Na Colônia e no Império, a impunidade atordoava autoridades e impressionava estrangeiros
Luís Francisco Carvalho Filho
A sensação de impunidade sempre existiu no Brasil. O primeiro dicionário da língua portuguesa, Vocabulario Portuguez e Latino, escrito pelo padre Raphael Bluteau e publicado em Coimbra entre 1712 e 1728, já estampava um verbete com a sua definição: “falta de castigo”, “tolerância”.
Não há estudos estatísticos capazes de comprovar a adequação deste sentimento à realidade durante os períodos colonial e imperial. Mas a preocupação de autoridades, exposta em documentos oficiais, e o relato de viajantes estrangeiros revelam que o problema da impunidade sempre esteve no centro da vida política brasileira.
Com a divisão do território em capitanias hereditárias em 1534, os governadores e seus ouvidores tinham carta-branca para julgar escravos, “gentios” (índios), “peões e cristãos e homens livres” até em caso de pena de morte. Mas a necessidade de povoar a nova colônia era mais imperiosa do que a aplicação da Justiça. A política de perdão, da tradição portuguesa, como incentivo ao povoamento, fica clara na carta de privilégio assinada na época pelo rei de Portugal, D. João III, estabelecendo que – com exceção dos crimes de heresia, traição, sodomia e moeda falsa – nenhuma pessoa poderia aqui, em virtude dos crimes antes cometidos, “ser presa, nem acusada, nem proibida, nem forçada, nem executada, de maneira alguma”.
Duarte Coelho (1485-1554), donatário e primeiro governador da mais próspera das capitanias, Pernambuco, foi o primeiro a se queixar da vinda de degredados: "o que Deus nem a natureza remediou, como eu posso remediar, Senhor, senão com cada dia os mandar enforcar...”. Em carta a D. João III, Duarte Coelho reclamava também do comportamento dos demais governadores, que se recusavam a cumprir pedidos de prisão de infratores que se refugiavam em outras capitanias. Em 1546, ele adverte o rei sobre o perigo desse comportamento: “Os delitos e malefícios aqui cometidos, aqui hão de ser punidos e castigados. Se de minhas terras fugirem alguns malfeitores para outras, com temor do castigo, ou de outras para a minha (...) em breve tempo se despovoará o povoado e irá tudo ao través”.

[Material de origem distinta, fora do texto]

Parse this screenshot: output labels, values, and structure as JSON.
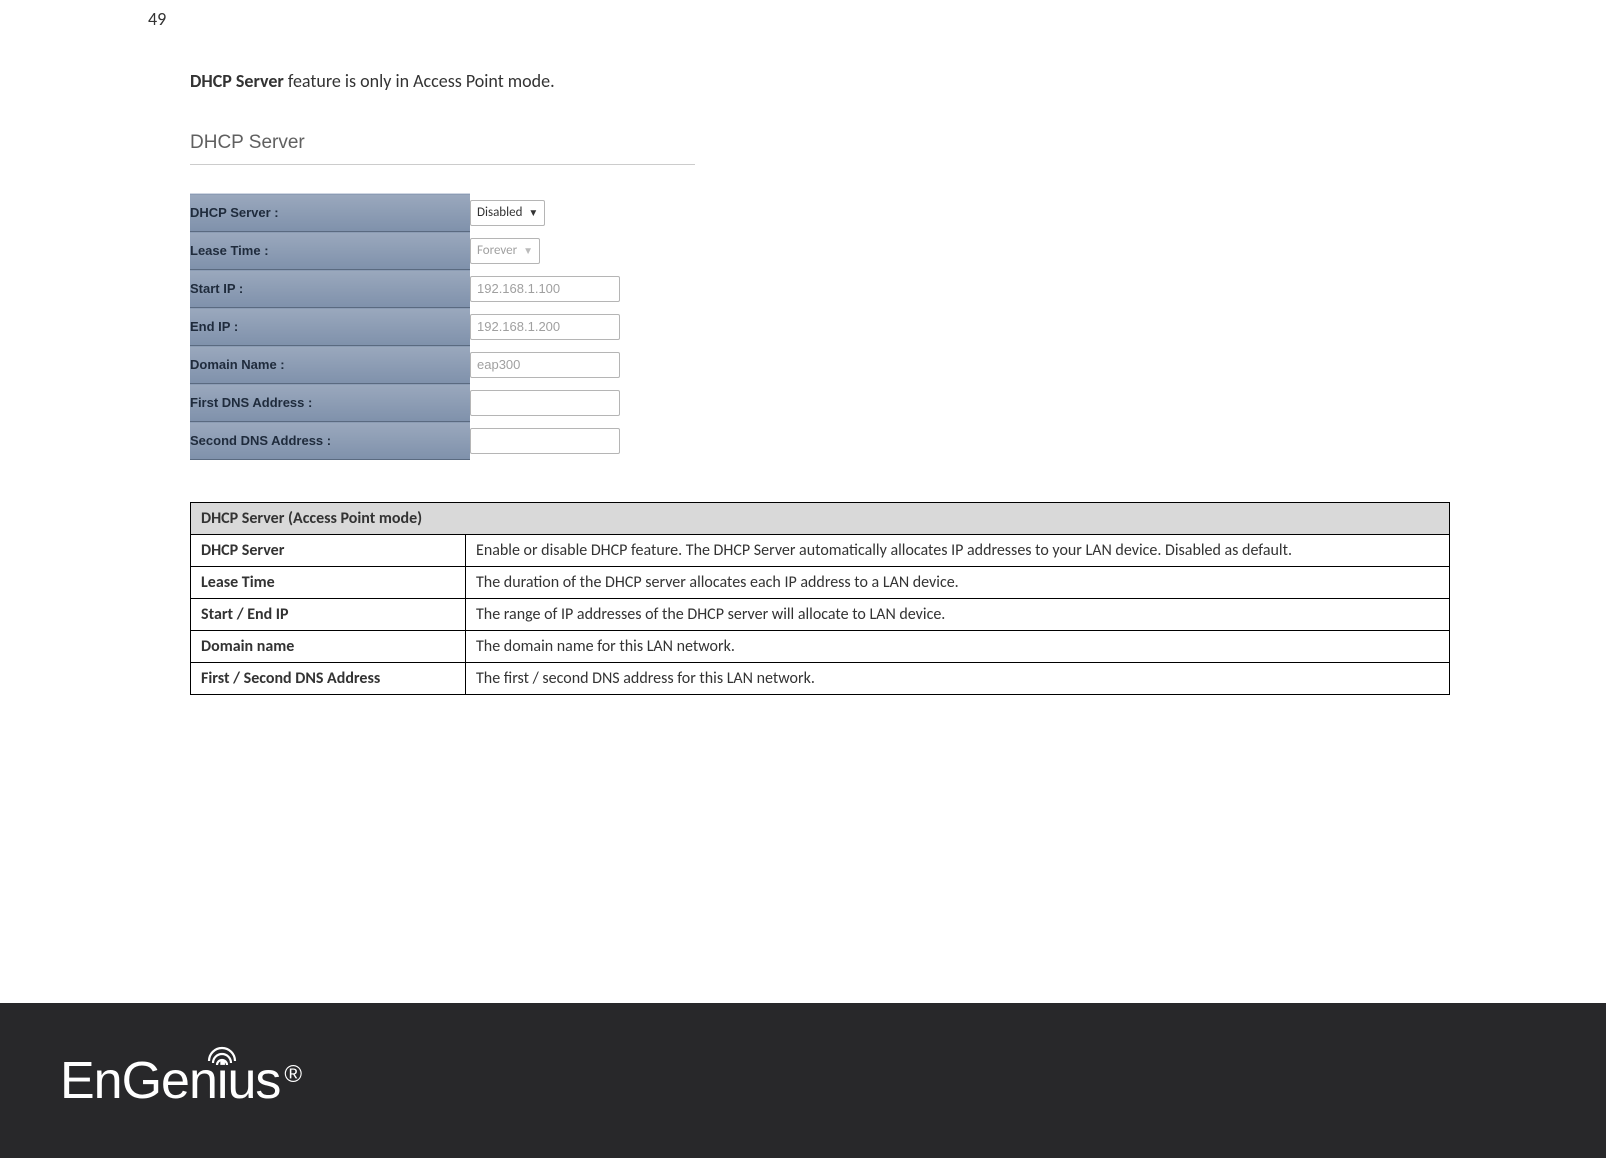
{
  "page_number": "49",
  "intro": {
    "strong": "DHCP Server",
    "rest": " feature is only in Access Point mode."
  },
  "panel": {
    "title": "DHCP Server",
    "rows": [
      {
        "label": "DHCP Server :",
        "type": "select",
        "value": "Disabled",
        "dim": false
      },
      {
        "label": "Lease Time :",
        "type": "select",
        "value": "Forever",
        "dim": true
      },
      {
        "label": "Start IP :",
        "type": "input",
        "value": "192.168.1.100",
        "dim": true
      },
      {
        "label": "End IP :",
        "type": "input",
        "value": "192.168.1.200",
        "dim": true
      },
      {
        "label": "Domain Name :",
        "type": "input",
        "value": "eap300",
        "dim": true
      },
      {
        "label": "First DNS Address :",
        "type": "input",
        "value": "",
        "dim": false
      },
      {
        "label": "Second DNS Address :",
        "type": "input",
        "value": "",
        "dim": false
      }
    ]
  },
  "desc_table": {
    "header": "DHCP Server (Access Point mode)",
    "rows": [
      {
        "name": "DHCP Server",
        "desc": "Enable or disable DHCP feature. The DHCP Server automatically allocates IP addresses to your LAN device. Disabled as default."
      },
      {
        "name": "Lease Time",
        "desc": "The duration of the DHCP server allocates each IP address to a LAN device."
      },
      {
        "name": "Start / End IP",
        "desc": "The range of IP addresses of the DHCP server will allocate to LAN device."
      },
      {
        "name": "Domain name",
        "desc": "The domain name for this LAN network."
      },
      {
        "name": "First / Second DNS Address",
        "desc": "The first / second DNS address for this LAN network."
      }
    ]
  },
  "logo": {
    "text_before_i": "EnGen",
    "i": "i",
    "text_after_i": "us",
    "reg": "®"
  }
}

A instalação do governo-geral, em 1549, tentou corrigir esse desvio com a fixação de uma autoridade suprema, Tomé de Souza (1503-1579): seu corregedor tinha a atribuição de ingressar e fazer justiça em todas as capitanias. Mas os relatos de sua administração indicam que ele também exerceu seu poder de julgar conforme as conveniências do momento.
No mesmo ano em que toma posse, Tomé de Souza ordena, sem um julgamento formal, que um índio acusado de assassinar um colono em Salvador fosse amarrado à boca de um canhão e atirado “pelos ares, desfeito em pedaços”. O simbolismo do ato seria percebido pelo inglês Robert Southey (1774-1843), no seu livro História do Brasil: “Mais humano para o padecente, mais terrível para os espectadores, não há suplício imaginável. Encheu de terror os Tupinambás e foi útil lição aos colonos”. Já no ano seguinte, ao saber da prisão de dois franceses no Sul por contrabando de pau-brasil – atividade que a Coroa considerava intolerável¬ –, Tomé de Souza decide garantir-lhes um destino bem menos drástico. Em carta ao rei, justificou-se assim: “Não os mandei enforcar porque tenho necessidade de gente que não me custe dinheiro”.

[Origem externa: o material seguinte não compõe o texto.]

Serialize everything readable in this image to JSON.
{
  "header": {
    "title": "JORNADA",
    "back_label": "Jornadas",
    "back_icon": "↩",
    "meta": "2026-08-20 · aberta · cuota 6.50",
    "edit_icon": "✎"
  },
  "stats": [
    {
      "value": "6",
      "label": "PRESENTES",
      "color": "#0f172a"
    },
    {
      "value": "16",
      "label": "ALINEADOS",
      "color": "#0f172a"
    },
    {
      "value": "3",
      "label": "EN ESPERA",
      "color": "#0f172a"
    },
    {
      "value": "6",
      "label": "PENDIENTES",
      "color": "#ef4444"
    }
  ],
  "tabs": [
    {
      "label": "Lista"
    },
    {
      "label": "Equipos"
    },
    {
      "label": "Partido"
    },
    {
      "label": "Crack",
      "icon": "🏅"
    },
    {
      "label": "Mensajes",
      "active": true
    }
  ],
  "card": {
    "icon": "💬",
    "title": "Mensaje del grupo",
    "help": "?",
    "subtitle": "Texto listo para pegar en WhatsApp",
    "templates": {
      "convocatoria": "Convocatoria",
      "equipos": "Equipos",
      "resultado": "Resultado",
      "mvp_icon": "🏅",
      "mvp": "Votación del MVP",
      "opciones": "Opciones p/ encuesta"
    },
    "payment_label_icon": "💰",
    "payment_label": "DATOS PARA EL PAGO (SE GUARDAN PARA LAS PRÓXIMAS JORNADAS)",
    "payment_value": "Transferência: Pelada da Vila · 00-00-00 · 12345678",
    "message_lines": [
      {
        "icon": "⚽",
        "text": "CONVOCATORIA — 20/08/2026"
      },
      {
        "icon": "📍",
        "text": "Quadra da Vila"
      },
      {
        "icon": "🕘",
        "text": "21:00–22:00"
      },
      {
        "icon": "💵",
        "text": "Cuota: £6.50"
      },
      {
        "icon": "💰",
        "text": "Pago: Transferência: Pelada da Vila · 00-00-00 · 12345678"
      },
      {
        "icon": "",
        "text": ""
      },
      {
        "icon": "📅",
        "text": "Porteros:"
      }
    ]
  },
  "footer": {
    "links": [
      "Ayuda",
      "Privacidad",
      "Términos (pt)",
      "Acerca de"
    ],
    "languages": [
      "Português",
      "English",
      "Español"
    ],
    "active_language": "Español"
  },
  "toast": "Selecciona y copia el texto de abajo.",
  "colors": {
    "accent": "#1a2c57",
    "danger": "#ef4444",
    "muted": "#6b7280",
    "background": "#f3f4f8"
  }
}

É bem verdade que não faltam exemplos de punição criminal rigorosa no Brasil colonial. O navegador francês Pyrard de Laval (1570-1621), que passou pela Bahia em 1610 depois de atribulada viagem, naufrágio e prisão no Oriente, relata ter visto a forca onde teriam sido executados 13 franceses em Salvador. Alguns governantes se notabilizavam pelo empenho repressivo. Foi o caso de César de Menezes, de Pernambuco, que na segunda metade do século XVIII promoveu a captura e o enforcamento do cangaceiro José Gomes, o Cabeleira, considerado precursor de Lampião.
Mas, em geral, o rigor extremo das Ordenações do Reino de Portugal – conjunto de leis que vigorou até 1830, quando foi editado o Código Criminal do Império no Brasil – era, na prática, pouco eficaz. Essa falta de efetividade decorre de uma série de fatores, como as sistemáticas políticas de perdão, a vastidão territorial, a ausência de autoridade nas vilas, os favorecimentos pessoais. O Tribunal da Relação, instalado no século XVII na Bahia, lento e distante das outras capitanias, também foi incapaz de atender às demandas por Justiça.
As queixas a respeito da impunidade eram comuns. Em 1745, uma carta régia de D. João V explicita a falta de efetividade das Ordenações e resume o sentimento da época: “... as leis costumam ser feitas com muito vagar e sossego, e nunca devem ser executadas com aceleração, e... nos casos crimes sempre ameaçam mais do que na realidade mandam”.
Em 1721, Rodrigo César de Menezes, governador de São Paulo, afirma ao vice-rei que matar gente é “um vício muito antigo em os naturais desta cidade”, e que mandou levantar a forca “na mesma parte em que antigamente estava”, para que, à vista dela, como um recurso de propaganda, “se pudessem abster de continuarem semelhantes delitos”.
Para pôr fim à impunidade, sobretudo nas camadas inferiores da população, Juntas de Justiça foram paulatinamente sendo criadas nas diversas capitanias, com o poder de aplicar a pena de morte. Sem direito a recurso ao Tribunal da Relação. A carta régia que instituiu a Junta de Justiça em Minas Gerais justificava-se pelos “muitos e continuados delitos que se estão fazendo (...) bastardos, carijós, mulatos e negros” porque “não viam o exemplo de serem enforcados”.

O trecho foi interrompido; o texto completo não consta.